Abstract

Previous research on the demography of South Africa has not resolved whether the South African fertility decline should be viewed as rapid given the institutional forces ranged against the everyday lives of African South Africans, or as slow, given the country’s level of socio-economic development and the vigour with which successive governments implemented family planning programmes. The thesis presents a detailed demographic analysis of the South African fertility decline. By 1996, fertility among African women had fallen to 3.5 children per woman, not even half the level estimated for 1960. However, projected median birth intervals increased from around 30 months in 1970 to greater than 60 months by the late 1990s.
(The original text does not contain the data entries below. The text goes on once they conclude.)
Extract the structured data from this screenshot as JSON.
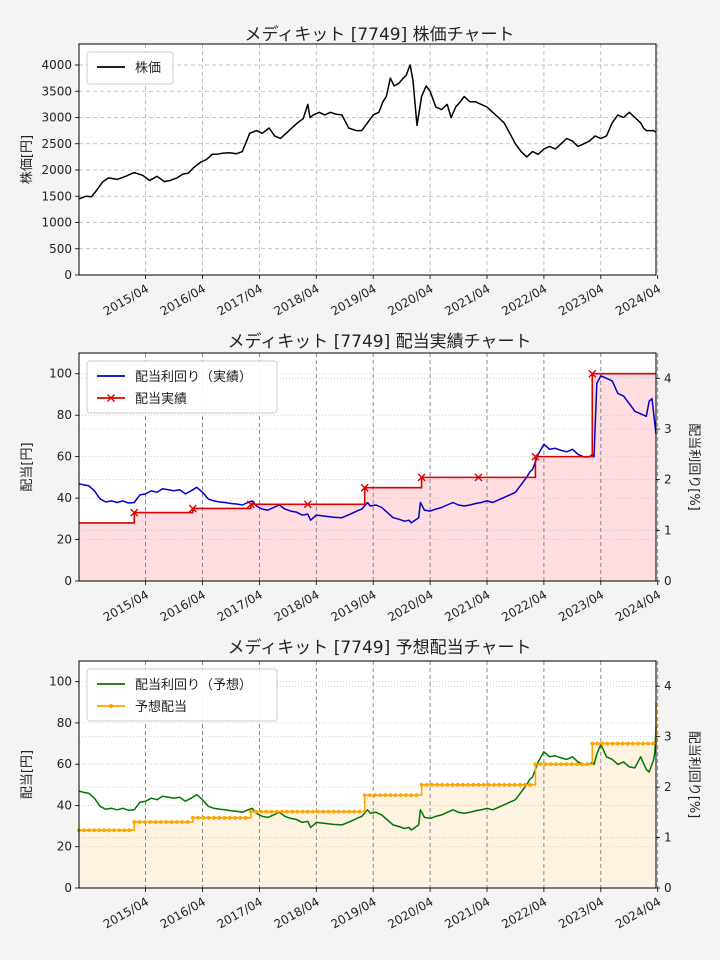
{
  "chart_data": [
    {
      "type": "line",
      "title": "メディキット [7749]  株価チャート",
      "ylabel": "株価[円]",
      "xlabel": "",
      "ylim": [
        0,
        4400
      ],
      "yticks": [
        0,
        500,
        1000,
        1500,
        2000,
        2500,
        3000,
        3500,
        4000
      ],
      "xlim": [
        2014.08,
        2024.22
      ],
      "xticks": [
        {
          "x": 2015.25,
          "label": "2015/04"
        },
        {
          "x": 2016.25,
          "label": "2016/04"
        },
        {
          "x": 2017.25,
          "label": "2017/04"
        },
        {
          "x": 2018.25,
          "label": "2018/04"
        },
        {
          "x": 2019.25,
          "label": "2019/04"
        },
        {
          "x": 2020.25,
          "label": "2020/04"
        },
        {
          "x": 2021.25,
          "label": "2021/04"
        },
        {
          "x": 2022.25,
          "label": "2022/04"
        },
        {
          "x": 2023.25,
          "label": "2023/04"
        },
        {
          "x": 2024.25,
          "label": "2024/04"
        }
      ],
      "grid": true,
      "legend": "top-left",
      "series": [
        {
          "name": "株価",
          "color": "#000000",
          "kind": "line",
          "x": [
            2014.08,
            2014.2,
            2014.3,
            2014.38,
            2014.5,
            2014.6,
            2014.75,
            2014.9,
            2015.05,
            2015.2,
            2015.32,
            2015.45,
            2015.58,
            2015.68,
            2015.8,
            2015.9,
            2016.0,
            2016.1,
            2016.22,
            2016.32,
            2016.42,
            2016.5,
            2016.6,
            2016.72,
            2016.85,
            2016.95,
            2017.08,
            2017.2,
            2017.3,
            2017.42,
            2017.52,
            2017.62,
            2017.72,
            2017.82,
            2017.92,
            2018.02,
            2018.1,
            2018.14,
            2018.2,
            2018.3,
            2018.4,
            2018.5,
            2018.6,
            2018.7,
            2018.82,
            2018.95,
            2019.05,
            2019.15,
            2019.25,
            2019.35,
            2019.42,
            2019.48,
            2019.55,
            2019.62,
            2019.7,
            2019.78,
            2019.83,
            2019.88,
            2019.9,
            2019.95,
            2020.02,
            2020.1,
            2020.18,
            2020.25,
            2020.35,
            2020.45,
            2020.55,
            2020.62,
            2020.7,
            2020.78,
            2020.85,
            2020.95,
            2021.05,
            2021.15,
            2021.25,
            2021.35,
            2021.45,
            2021.55,
            2021.65,
            2021.75,
            2021.85,
            2021.95,
            2022.05,
            2022.15,
            2022.25,
            2022.35,
            2022.45,
            2022.55,
            2022.65,
            2022.75,
            2022.85,
            2022.95,
            2023.05,
            2023.15,
            2023.25,
            2023.35,
            2023.45,
            2023.55,
            2023.65,
            2023.75,
            2023.85,
            2023.95,
            2024.0,
            2024.05,
            2024.12,
            2024.18,
            2024.22
          ],
          "y": [
            1450,
            1500,
            1490,
            1600,
            1780,
            1850,
            1820,
            1880,
            1950,
            1900,
            1800,
            1880,
            1780,
            1800,
            1850,
            1920,
            1940,
            2050,
            2150,
            2200,
            2300,
            2300,
            2320,
            2330,
            2310,
            2350,
            2700,
            2750,
            2700,
            2800,
            2650,
            2600,
            2700,
            2800,
            2900,
            2980,
            3250,
            3000,
            3050,
            3100,
            3050,
            3100,
            3060,
            3050,
            2800,
            2750,
            2750,
            2900,
            3050,
            3100,
            3300,
            3400,
            3750,
            3600,
            3650,
            3750,
            3800,
            3950,
            4000,
            3700,
            2850,
            3400,
            3600,
            3500,
            3200,
            3150,
            3250,
            3000,
            3200,
            3300,
            3400,
            3300,
            3300,
            3250,
            3200,
            3100,
            3000,
            2900,
            2700,
            2500,
            2350,
            2250,
            2350,
            2300,
            2400,
            2450,
            2400,
            2500,
            2600,
            2550,
            2450,
            2500,
            2550,
            2650,
            2600,
            2650,
            2900,
            3050,
            3000,
            3100,
            3000,
            2900,
            2800,
            2750,
            2750,
            2750,
            2720
          ]
        }
      ]
    },
    {
      "type": "line",
      "title": "メディキット [7749]  配当実績チャート",
      "ylabel": "配当[円]",
      "ylabel_right": "配当利回り[%]",
      "ylim": [
        0,
        110
      ],
      "yticks": [
        0,
        20,
        40,
        60,
        80,
        100
      ],
      "ylim_right": [
        0,
        4.5
      ],
      "yticks_right": [
        0,
        1,
        2,
        3,
        4
      ],
      "xlim": [
        2014.08,
        2024.22
      ],
      "grid": true,
      "legend": "top-left",
      "series": [
        {
          "name": "配当利回り（実績）",
          "color": "#0000cc",
          "kind": "line",
          "axis": "right",
          "x": [
            2014.08,
            2014.15,
            2014.25,
            2014.35,
            2014.45,
            2014.55,
            2014.65,
            2014.75,
            2014.85,
            2014.95,
            2015.05,
            2015.15,
            2015.25,
            2015.35,
            2015.45,
            2015.55,
            2015.65,
            2015.75,
            2015.85,
            2015.95,
            2016.05,
            2016.15,
            2016.2,
            2016.25,
            2016.35,
            2016.45,
            2016.55,
            2016.65,
            2016.75,
            2016.85,
            2016.95,
            2017.05,
            2017.12,
            2017.2,
            2017.3,
            2017.4,
            2017.5,
            2017.6,
            2017.7,
            2017.8,
            2017.9,
            2018.0,
            2018.1,
            2018.15,
            2018.25,
            2018.4,
            2018.55,
            2018.7,
            2018.85,
            2019.0,
            2019.05,
            2019.15,
            2019.2,
            2019.3,
            2019.4,
            2019.5,
            2019.6,
            2019.7,
            2019.8,
            2019.88,
            2019.92,
            2020.05,
            2020.08,
            2020.15,
            2020.25,
            2020.35,
            2020.45,
            2020.55,
            2020.65,
            2020.75,
            2020.85,
            2020.95,
            2021.05,
            2021.15,
            2021.25,
            2021.35,
            2021.45,
            2021.55,
            2021.65,
            2021.75,
            2021.85,
            2021.95,
            2022.0,
            2022.05,
            2022.15,
            2022.25,
            2022.35,
            2022.45,
            2022.55,
            2022.65,
            2022.75,
            2022.85,
            2022.95,
            2023.05,
            2023.1,
            2023.13,
            2023.18,
            2023.25,
            2023.35,
            2023.45,
            2023.55,
            2023.65,
            2023.75,
            2023.85,
            2023.95,
            2024.05,
            2024.1,
            2024.15,
            2024.18,
            2024.2,
            2024.22
          ],
          "y": [
            1.92,
            1.9,
            1.88,
            1.78,
            1.62,
            1.56,
            1.58,
            1.55,
            1.58,
            1.54,
            1.55,
            1.7,
            1.72,
            1.78,
            1.75,
            1.82,
            1.8,
            1.78,
            1.8,
            1.72,
            1.78,
            1.85,
            1.8,
            1.75,
            1.62,
            1.58,
            1.56,
            1.55,
            1.53,
            1.52,
            1.5,
            1.55,
            1.58,
            1.48,
            1.42,
            1.4,
            1.45,
            1.5,
            1.42,
            1.38,
            1.36,
            1.3,
            1.32,
            1.2,
            1.3,
            1.28,
            1.26,
            1.25,
            1.32,
            1.4,
            1.42,
            1.55,
            1.48,
            1.5,
            1.45,
            1.35,
            1.25,
            1.22,
            1.18,
            1.2,
            1.15,
            1.25,
            1.55,
            1.4,
            1.38,
            1.42,
            1.45,
            1.5,
            1.55,
            1.5,
            1.48,
            1.5,
            1.53,
            1.55,
            1.58,
            1.55,
            1.6,
            1.65,
            1.7,
            1.75,
            1.9,
            2.05,
            2.15,
            2.2,
            2.5,
            2.7,
            2.6,
            2.62,
            2.58,
            2.55,
            2.6,
            2.5,
            2.45,
            2.45,
            2.5,
            2.45,
            3.9,
            4.05,
            4.0,
            3.95,
            3.7,
            3.65,
            3.5,
            3.35,
            3.3,
            3.25,
            3.55,
            3.6,
            3.3,
            3.1,
            2.9
          ]
        },
        {
          "name": "配当実績",
          "color": "#dd0000",
          "kind": "step-marker",
          "x": [
            2014.08,
            2015.05,
            2016.08,
            2017.1,
            2018.1,
            2019.1,
            2020.1,
            2021.1,
            2022.1,
            2023.1,
            2024.22
          ],
          "y": [
            28,
            33,
            35,
            37,
            37,
            45,
            50,
            50,
            60,
            100,
            100
          ],
          "markers_x": [
            2015.05,
            2016.08,
            2017.1,
            2018.1,
            2019.1,
            2020.1,
            2021.1,
            2022.1,
            2023.1
          ],
          "markers_y": [
            33,
            35,
            37,
            37,
            45,
            50,
            50,
            60,
            100
          ],
          "fill": "#ffdde0"
        }
      ]
    },
    {
      "type": "line",
      "title": "メディキット [7749]  予想配当チャート",
      "ylabel": "配当[円]",
      "ylabel_right": "配当利回り[%]",
      "ylim": [
        0,
        110
      ],
      "yticks": [
        0,
        20,
        40,
        60,
        80,
        100
      ],
      "ylim_right": [
        0,
        4.5
      ],
      "yticks_right": [
        0,
        1,
        2,
        3,
        4
      ],
      "xlim": [
        2014.08,
        2024.22
      ],
      "grid": true,
      "legend": "top-left",
      "series": [
        {
          "name": "配当利回り（予想）",
          "color": "#007700",
          "kind": "line",
          "axis": "right",
          "x": [
            2014.08,
            2014.15,
            2014.25,
            2014.35,
            2014.45,
            2014.55,
            2014.65,
            2014.75,
            2014.85,
            2014.95,
            2015.05,
            2015.15,
            2015.25,
            2015.35,
            2015.45,
            2015.55,
            2015.65,
            2015.75,
            2015.85,
            2015.95,
            2016.05,
            2016.15,
            2016.2,
            2016.25,
            2016.35,
            2016.45,
            2016.55,
            2016.65,
            2016.75,
            2016.85,
            2016.95,
            2017.05,
            2017.12,
            2017.2,
            2017.3,
            2017.4,
            2017.5,
            2017.6,
            2017.7,
            2017.8,
            2017.9,
            2018.0,
            2018.1,
            2018.15,
            2018.25,
            2018.4,
            2018.55,
            2018.7,
            2018.85,
            2019.0,
            2019.05,
            2019.15,
            2019.2,
            2019.3,
            2019.4,
            2019.5,
            2019.6,
            2019.7,
            2019.8,
            2019.88,
            2019.92,
            2020.05,
            2020.08,
            2020.15,
            2020.25,
            2020.35,
            2020.45,
            2020.55,
            2020.65,
            2020.75,
            2020.85,
            2020.95,
            2021.05,
            2021.15,
            2021.25,
            2021.35,
            2021.45,
            2021.55,
            2021.65,
            2021.75,
            2021.85,
            2021.95,
            2022.0,
            2022.05,
            2022.15,
            2022.25,
            2022.35,
            2022.45,
            2022.55,
            2022.65,
            2022.75,
            2022.85,
            2022.95,
            2023.05,
            2023.1,
            2023.13,
            2023.18,
            2023.25,
            2023.35,
            2023.45,
            2023.55,
            2023.65,
            2023.75,
            2023.85,
            2023.95,
            2024.05,
            2024.1,
            2024.15,
            2024.18,
            2024.2,
            2024.22
          ],
          "y": [
            1.92,
            1.9,
            1.88,
            1.78,
            1.62,
            1.56,
            1.58,
            1.55,
            1.58,
            1.54,
            1.55,
            1.7,
            1.72,
            1.78,
            1.75,
            1.82,
            1.8,
            1.78,
            1.8,
            1.72,
            1.78,
            1.85,
            1.8,
            1.75,
            1.62,
            1.58,
            1.56,
            1.55,
            1.53,
            1.52,
            1.5,
            1.55,
            1.58,
            1.48,
            1.42,
            1.4,
            1.45,
            1.5,
            1.42,
            1.38,
            1.36,
            1.3,
            1.32,
            1.2,
            1.3,
            1.28,
            1.26,
            1.25,
            1.32,
            1.4,
            1.42,
            1.55,
            1.48,
            1.5,
            1.45,
            1.35,
            1.25,
            1.22,
            1.18,
            1.2,
            1.15,
            1.25,
            1.55,
            1.4,
            1.38,
            1.42,
            1.45,
            1.5,
            1.55,
            1.5,
            1.48,
            1.5,
            1.53,
            1.55,
            1.58,
            1.55,
            1.6,
            1.65,
            1.7,
            1.75,
            1.9,
            2.05,
            2.15,
            2.2,
            2.5,
            2.7,
            2.6,
            2.62,
            2.58,
            2.55,
            2.6,
            2.5,
            2.45,
            2.45,
            2.5,
            2.45,
            2.65,
            2.85,
            2.6,
            2.55,
            2.45,
            2.5,
            2.4,
            2.38,
            2.6,
            2.35,
            2.3,
            2.45,
            2.55,
            2.7,
            3.2
          ]
        },
        {
          "name": "予想配当",
          "color": "#ffa500",
          "kind": "step-dots",
          "x": [
            2014.08,
            2015.05,
            2016.08,
            2017.1,
            2018.1,
            2019.1,
            2020.1,
            2021.1,
            2022.1,
            2023.1,
            2024.17,
            2024.22
          ],
          "y": [
            28,
            32,
            34,
            37,
            37,
            45,
            50,
            50,
            60,
            70,
            70,
            90
          ],
          "fill": "#fdf3e0"
        }
      ]
    }
  ]
}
Using official and historical sources, many of which are in Afrikaans, the thesis argues that the institutional context that prevailed under apartheid is responsible for the slow decline in African fertility and the increase in birth intervals. Birth intervals increased because African women used contraception for neither fertility limitation nor birth spacing as they are conventionally understood. This secular trend towards longer birth intervals is neither parity- nor cohort-specific. African women used modern contraception to postpone childbearing sine die as a result of the impositions of apartheid. Hence a third, new, pattern of contraceptive use is identified. The continued increase in birth intervals after the end of apartheid is not associated with changes in marriage patterns, or social instability caused by internal unrest. Birth intervals have increased most for educated, wealthier and urban women. Using the South African fertility decline as an example, the thesis argues that the institutional context in which a fertility decline occurs plays an important role in determining the pace of that decline.